Brian concludes “Trip is inside” – while the point of universal cohesion is found. Peace emerges from within silence and merging with reality occurs, the eyes open, the image isn’t being constructed anymore through the inner eye by way of abstract forms. An image of primordial nature is now sufficient – an image in which a wooden bridge is the only human-constructed intervention in space – a bridge towards the primordial environment or condition. Life then carries on, the outer becomes the inner, and the inner follows the outer through various layers and manifestations.
With this exhibition, Meštrović deepens the search for places where we can encounter all that is, he continues it inside a three-dimensional gallery space, and again uses an audio-recording from Brian’s trip as his starting point. However, on this occasion he uses a piece that wasn’t in the film, a short text about the presence of a book in this personal quest for the Path. He then deconstructs the recording in its content and form, in order to construct a new work on the film – audio – object – video relation.
The video made for the exhibition 8 is an animation of eight objects carried out in chalk (a material he also utilises in the film) – eight objects draw trigrams, conceptual symbols of the archetypical language in which the fundamental scripture of Chinese philosophical tradition – I Ching[1] was written. The basis of the trigram is a binary system of a full ( – ) and empty (- -) line, whose possible meanings are manifold and represent inseparably connected opposites – the positive and the negative, the male and the female, light and darkness, and somewhat later on, the Taoist Yin and Yang. In three-layered combinations, the lines create trigrams, carriers of various attributes and important qualities of change, for each following trigram comes into existence by the cyclical modification of lines into their opposite.
It may be said that eight objects – trigrams, positioned in a circular form, represent the primordial, primary source of all existence, while the dynamics of interrelations in which symbols are carriers of multiple meanings, describes a state in which the quest and its destination form one unitary cosmology. Meštrović places these road signs as objects in space, thus liberating the energy carried by the world of ideas which has been infused into the communication system of ancient symbols. In his video, the artist uses the binary system of lines as language codes, which he then, by way of animation, turns into an infinite and unpredictable sequence. Once the sentences, which were created through series of combined line, trigram and hexagram meanings, fulfil their mathematical possibilities, the dialogue starts anew, never the same, for the observer changes the observed, and the observed changes the observer. The subject and the object spin a yarn in all directions through the fabric of layered time and space.
The sound which is part of the installation, is also derived from the road-trip audio-recording. Eight ambient sounds capture multiple conditions and manifestations. The trigram vocabulary has been translated into everyday sounds and also found in them. The Path within, leans on and abstracts all from without – the images, sounds, thoughts and experiences that are part of the Path, from whichever direction we find ourselves observing it.
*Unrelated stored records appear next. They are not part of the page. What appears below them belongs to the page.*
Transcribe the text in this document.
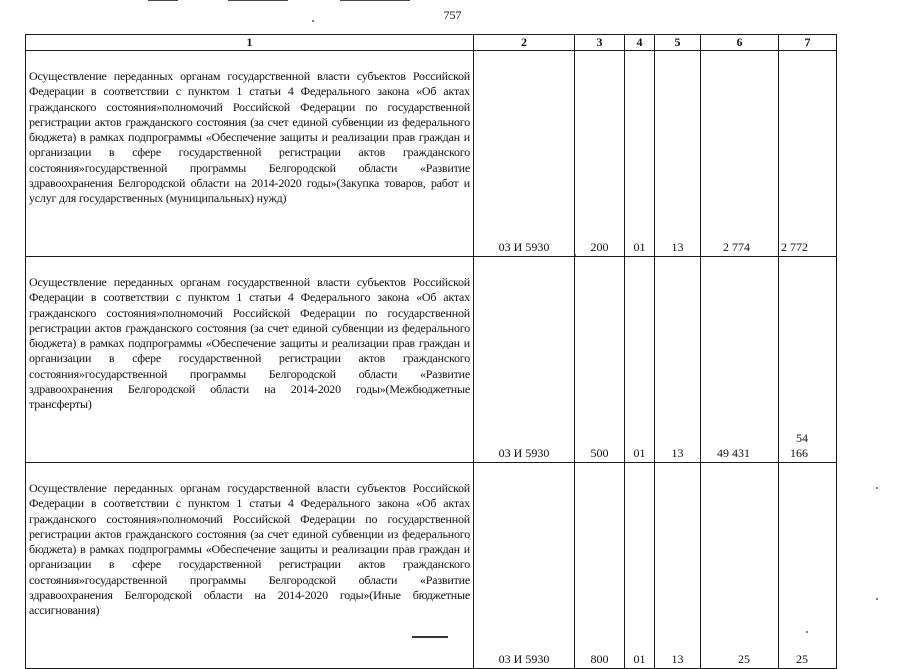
757
1	2	3	4	5	6	7
Осуществление переданных органам государственной власти субъектов Российской Федерации в соответствии с пунктом 1 статьи 4 Федерального закона «Об актах гражданского состояния»полномочий Российской Федерации по государственной регистрации актов гражданского состояния (за счет единой субвенции из федерального бюджета) в рамках подпрограммы «Обеспечение защиты и реализации прав граждан и организации в сфере государственной регистрации актов гражданского состояния»государственной программы Белгородской области «Развитие здравоохранения Белгородской области на 2014-2020 годы»(Закупка товаров, работ и услуг для государственных (муниципальных) нужд)	03 И 5930	200	01	13	2 774	2 772
Осуществление переданных органам государственной власти субъектов Российской Федерации в соответствии с пунктом 1 статьи 4 Федерального закона «Об актах гражданского состояния»полномочий Российской Федерации по государственной регистрации актов гражданского состояния (за счет единой субвенции из федерального бюджета) в рамках подпрограммы «Обеспечение защиты и реализации прав граждан и организации в сфере государственной регистрации актов гражданского состояния»государственной программы Белгородской области «Развитие здравоохранения Белгородской области на 2014-2020 годы»(Межбюджетные трансферты)	03 И 5930	500	01	13	49 431	54 166
Осуществление переданных органам государственной власти субъектов Российской Федерации в соответствии с пунктом 1 статьи 4 Федерального закона «Об актах гражданского состояния»полномочий Российской Федерации по государственной регистрации актов гражданского состояния (за счет единой субвенции из федерального бюджета) в рамках подпрограммы «Обеспечение защиты и реализации прав граждан и организации в сфере государственной регистрации актов гражданского состояния»государственной программы Белгородской области «Развитие здравоохранения Белгородской области на 2014-2020 годы»(Иные бюджетные ассигнования)	03 И 5930	800	01	13	25	25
The ontological connectedness of nature and man, thought and action, spirit and matter, is the story behind this ambient-work told through ancient symbols that come from a time when cultures were neither Eastern nor Western, but merely human, in their eternal desire to explain the world and man’s true Path within it. The quest continues, the vocabulary is created, and life lives in harmony with one of the many possible paths.
Text by: Tanja Masnec Šoškić
Translated by: Dina Pokrajac
[1]
The I Ching (Book of Changes) originates in the mythical prehistorical age, while in the historical age it has served as the starting point for the teachings of numerous Chinese thinkers, from Laozi and Confucius, the Taoist School of Yinyang, up to contemporary thinkers and interpreters from the East and West. I Ching is an interactive work, and the way in which the reader can communicate with the book has been best demonstrated by C. G. Jung in his foreword for the renowned edition which was edited and translated by Richard Wilhelm.